The balancing of needs and preferences also extends into compromises within a relationship, especially in a marriage. In Dr. Gottman’s Seven Principles workshops, based on research from his book The Seven Principles for Making Marriage Work, couples use circles of flexibility and inflexibility to work through their problems. Each partner puts their deepest needs on the issue in a small inner circle of inflexibility, and their preferences, or areas of flexibility, go in the larger outer circle. This allows us to see, at a glance, what needs have to be honored for both partners at the core and which preferences can be taken into account after that.
To bring it back to dating, Dr. Scott Stanley and his colleagues conducted research on “sliding versus deciding” in premarital relationships. Often, daters progress through critical relationship steps like becoming intimate or moving in together without deliberately discussing what those significant choices mean. If your partner’s lease is up, you might move in together to save money or cut your commute time, but you haven’t necessarily upped your commitment to the relationship before taking that leap. If you want to leave the relationship, you’ve now made it considerably harder to walk away. They call that a “high cost slide.”
Similarly, when riding the tides of an otherwise great relationship, partners may gloss over core needs that are not being met, and the inertia of the relationship pulls them along.
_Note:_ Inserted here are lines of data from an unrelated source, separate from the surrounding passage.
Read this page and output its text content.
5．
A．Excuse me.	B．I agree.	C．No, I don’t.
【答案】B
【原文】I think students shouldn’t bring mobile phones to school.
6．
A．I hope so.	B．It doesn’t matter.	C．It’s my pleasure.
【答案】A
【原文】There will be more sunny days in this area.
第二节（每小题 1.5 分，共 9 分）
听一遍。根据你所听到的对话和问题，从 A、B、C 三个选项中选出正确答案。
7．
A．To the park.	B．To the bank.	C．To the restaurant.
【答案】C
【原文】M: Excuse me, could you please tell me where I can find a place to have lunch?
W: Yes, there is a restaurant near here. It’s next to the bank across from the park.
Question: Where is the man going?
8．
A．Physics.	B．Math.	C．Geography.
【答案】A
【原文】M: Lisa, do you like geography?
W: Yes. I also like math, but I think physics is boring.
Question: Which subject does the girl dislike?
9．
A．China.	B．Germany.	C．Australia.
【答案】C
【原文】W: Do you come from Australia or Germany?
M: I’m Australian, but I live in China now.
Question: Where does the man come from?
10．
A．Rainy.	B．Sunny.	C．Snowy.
Perhaps one partner never wants kids and the other absolutely does. They might get married because they are great together in many other ways, but the baby issue has been tabled until further notice. When the time comes for someone to concede their position (baby or no baby), the potential for resentment over an unmet need is real. Dating affords us the opportunity to see our hypothetical wishlists stacked against a real partner, and we’re forced to clarify our positions. Which “wishes” are mere preferences, and which feel more like deal breakers?
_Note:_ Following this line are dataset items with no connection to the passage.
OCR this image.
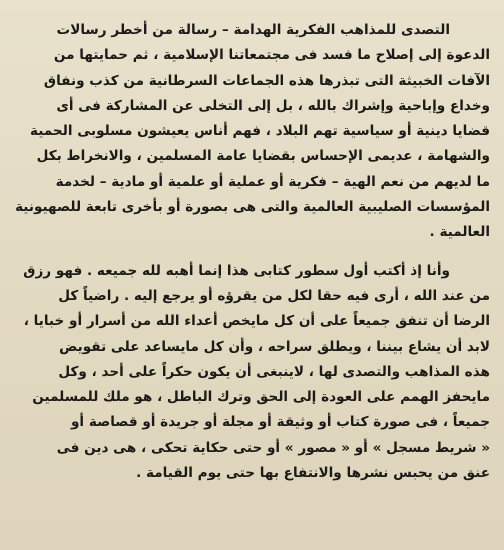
التصدى للمذاهب الفكرية الهدامة – رسالة من أخطر رسالات
الدعوة إلى إصلاح ما فسد فى مجتمعاتنا الإسلامية ، ثم حمايتها من
الآفات الخبيثة التى تبذرها هذه الجماعات السرطانية من كذب ونفاق
وخداع وإباحية وإشراك بالله ، بل إلى التخلى عن المشاركة فى أى
قضايا دينية أو سياسية تهم البلاد ، فهم أناس يعيشون مسلوبى الحمية
والشهامة ، عديمى الإحساس بقضايا عامة المسلمين ، والانخراط بكل
ما لديهم من نعم الهية – فكرية أو عملية أو علمية أو مادية – لخدمة
المؤسسات الصليبية العالمية والتى هى بصورة أو بأخرى تابعة للصهيونية
العالمية .
وأنا إذ أكتب أول سطور كتابى هذا إنما أهبه لله جميعه . فهو رزق
من عند الله ، أرى فيه حقا لكل من يقرؤه أو يرجع إليه . راضياً كل
الرضا أن تنفق جميعاً على أن كل مايخص أعداء الله من أسرار أو خبايا ،
لابد أن يشاع بيننا ، ويطلق سراحه ، وأن كل مايساعد على تقويض
هذه المذاهب والتصدى لها ، لاينبغى أن يكون حكراً على أحد ، وكل
مايحفز الهمم على العودة إلى الحق وترك الباطل ، هو ملك للمسلمين
جميعاً ، فى صورة كتاب أو وثيقة أو مجلة أو جريدة أو قصاصة أو
« شريط مسجل » أو « مصور » أو حتى حكاية تحكى ، هى دين فى
عنق من يحبس نشرها والانتفاع بها حتى يوم القيامة .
Being deliberate about whom you choose to date and how you move through life together are vitally important. Marriage, as an institution, is strengthened when we use dating as means of carefully vetting relationships before couples walk down the aisle. Being clear and honest about your needs and asking the tough questions are critical functions of that process.
So, if you see a great profile on an online dating website, but you read something that indicates this person may not be able to provide what you need, what do you do? If you’re most daters, you probably skim past the qualities you don’t like because of some other enticing features or common interests. You’re hopeful this mysterious potential partner will change his or her ways, or you downgrade your core needs to preferences for a time, hoping you can learn to live without them.
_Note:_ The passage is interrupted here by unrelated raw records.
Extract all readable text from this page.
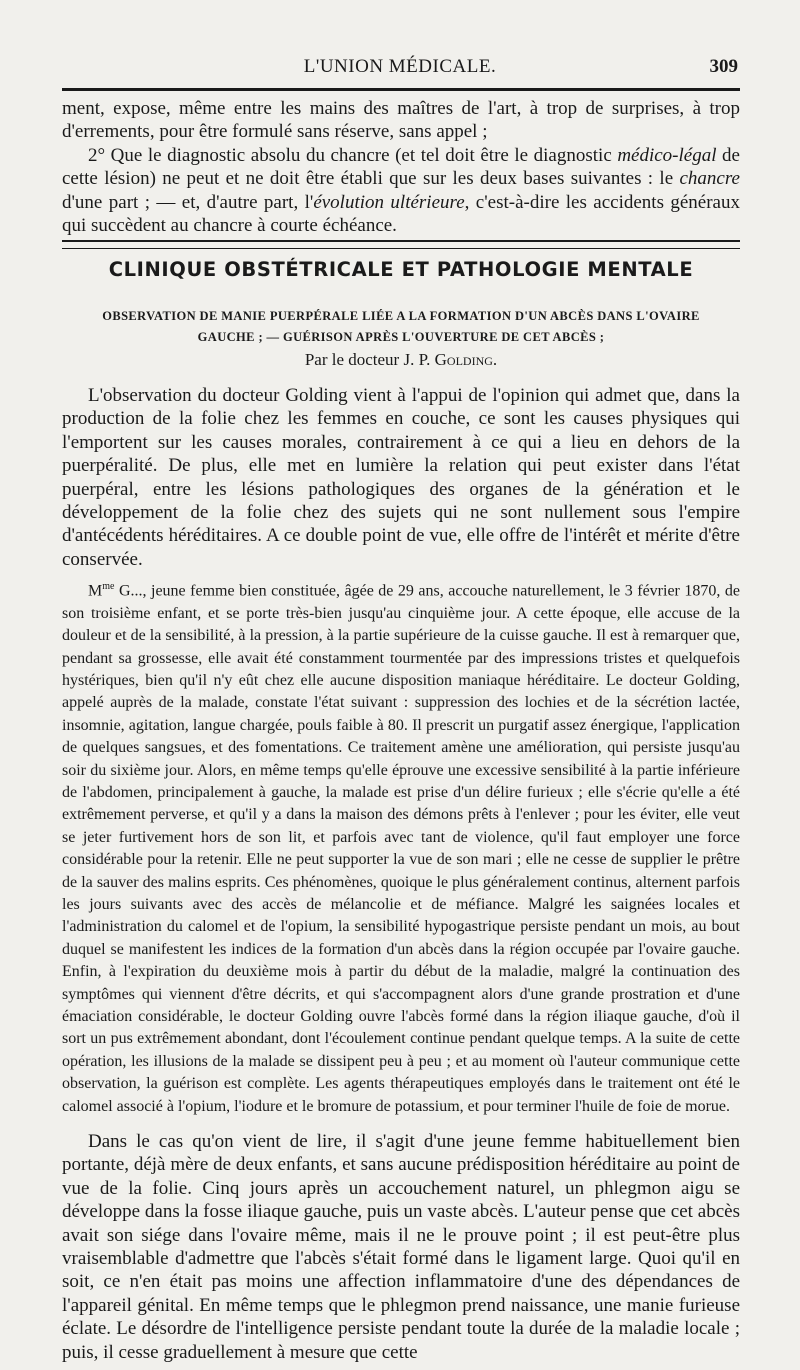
L'UNION MÉDICALE.	309

ment, expose, même entre les mains des maîtres de l'art, à trop de surprises, à trop d'errements, pour être formulé sans réserve, sans appel ;

2° Que le diagnostic absolu du chancre (et tel doit être le diagnostic médico-légal de cette lésion) ne peut et ne doit être établi que sur les deux bases suivantes : le chancre d'une part ; — et, d'autre part, l'évolution ultérieure, c'est-à-dire les accidents généraux qui succèdent au chancre à courte échéance.

CLINIQUE OBSTÉTRICALE ET PATHOLOGIE MENTALE
OBSERVATION DE MANIE PUERPÉRALE LIÉE A LA FORMATION D'UN ABCÈS DANS L'OVAIRE
GAUCHE ; — GUÉRISON APRÈS L'OUVERTURE DE CET ABCÈS ;
Par le docteur J. P. Golding.

L'observation du docteur Golding vient à l'appui de l'opinion qui admet que, dans la production de la folie chez les femmes en couche, ce sont les causes physiques qui l'emportent sur les causes morales, contrairement à ce qui a lieu en dehors de la puerpéralité. De plus, elle met en lumière la relation qui peut exister dans l'état puerpéral, entre les lésions pathologiques des organes de la génération et le développement de la folie chez des sujets qui ne sont nullement sous l'empire d'antécédents héréditaires. A ce double point de vue, elle offre de l'intérêt et mérite d'être conservée.

$M^{me}$ G..., jeune femme bien constituée, âgée de 29 ans, accouche naturellement, le 3 février 1870, de son troisième enfant, et se porte très-bien jusqu'au cinquième jour. A cette époque, elle accuse de la douleur et de la sensibilité, à la pression, à la partie supérieure de la cuisse gauche. Il est à remarquer que, pendant sa grossesse, elle avait été constamment tourmentée par des impressions tristes et quelquefois hystériques, bien qu'il n'y eût chez elle aucune disposition maniaque héréditaire. Le docteur Golding, appelé auprès de la malade, constate l'état suivant : suppression des lochies et de la sécrétion lactée, insomnie, agitation, langue chargée, pouls faible à 80. Il prescrit un purgatif assez énergique, l'application de quelques sangsues, et des fomentations. Ce traitement amène une amélioration, qui persiste jusqu'au soir du sixième jour. Alors, en même temps qu'elle éprouve une excessive sensibilité à la partie inférieure de l'abdomen, principalement à gauche, la malade est prise d'un délire furieux ; elle s'écrie qu'elle a été extrêmement perverse, et qu'il y a dans la maison des démons prêts à l'enlever ; pour les éviter, elle veut se jeter furtivement hors de son lit, et parfois avec tant de violence, qu'il faut employer une force considérable pour la retenir. Elle ne peut supporter la vue de son mari ; elle ne cesse de supplier le prêtre de la sauver des malins esprits. Ces phénomènes, quoique le plus généralement continus, alternent parfois les jours suivants avec des accès de mélancolie et de méfiance. Malgré les saignées locales et l'administration du calomel et de l'opium, la sensibilité hypogastrique persiste pendant un mois, au bout duquel se manifestent les indices de la formation d'un abcès dans la région occupée par l'ovaire gauche. Enfin, à l'expiration du deuxième mois à partir du début de la maladie, malgré la continuation des symptômes qui viennent d'être décrits, et qui s'accompagnent alors d'une grande prostration et d'une émaciation considérable, le docteur Golding ouvre l'abcès formé dans la région iliaque gauche, d'où il sort un pus extrêmement abondant, dont l'écoulement continue pendant quelque temps. A la suite de cette opération, les illusions de la malade se dissipent peu à peu ; et au moment où l'auteur communique cette observation, la guérison est complète. Les agents thérapeutiques employés dans le traitement ont été le calomel associé à l'opium, l'iodure et le bromure de potassium, et pour terminer l'huile de foie de morue.

Dans le cas qu'on vient de lire, il s'agit d'une jeune femme habituellement bien portante, déjà mère de deux enfants, et sans aucune prédisposition héréditaire au point de vue de la folie. Cinq jours après un accouchement naturel, un phlegmon aigu se développe dans la fosse iliaque gauche, puis un vaste abcès. L'auteur pense que cet abcès avait son siége dans l'ovaire même, mais il ne le prouve point ; il est peut-être plus vraisemblable d'admettre que l'abcès s'était formé dans le ligament large. Quoi qu'il en soit, ce n'en était pas moins une affection inflammatoire d'une des dépendances de l'appareil génital. En même temps que le phlegmon prend naissance, une manie furieuse éclate. Le désordre de l'intelligence persiste pendant toute la durée de la maladie locale ; puis, il cesse graduellement à mesure que cette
But the advice of the late Maya Angelou comes to mind here: “When people show you who they are, believe them.”
So, from a research perspective, the fact that we rarely date and mate in predictable ways poses challenges. How well can an online dating site sift through potential partners and identify “the one” for us when the lines between our needs and preferences get so blurry? How can friends and family set us up when what we say we want and what we’re attracted to are often wildly different things?
Dr. Samantha Joel, a research professor who studies relationships, delivered a great TEDx talk highlighting why compatibility predictions are so hard for researchers and, of course, online dating sites. She discovered that someone’s strictest requirements (or deal breakers) are often dismissed when they are presented with a real, potential partner. In her words, those deal breakers “go right out the window” and 74% of singles in her study decided to go on a date with someone who doesn’t necessarily meet their requirements anyway.
So, dating becomes an exercise in bending without breaking. Don’t let the excitement of a new prospect blind you to what you really want and need in a partner. Be honest about your needs so that you won’t be forced to compromise a core value or belief to maintain a relationship, but absolutely keep your mind open on the preferences. The person you marry may not be the left-handed soccer player and chicken nugget enthusiast you initially imagined, but, at least in my case, deviating from the recipe panned out pretty well.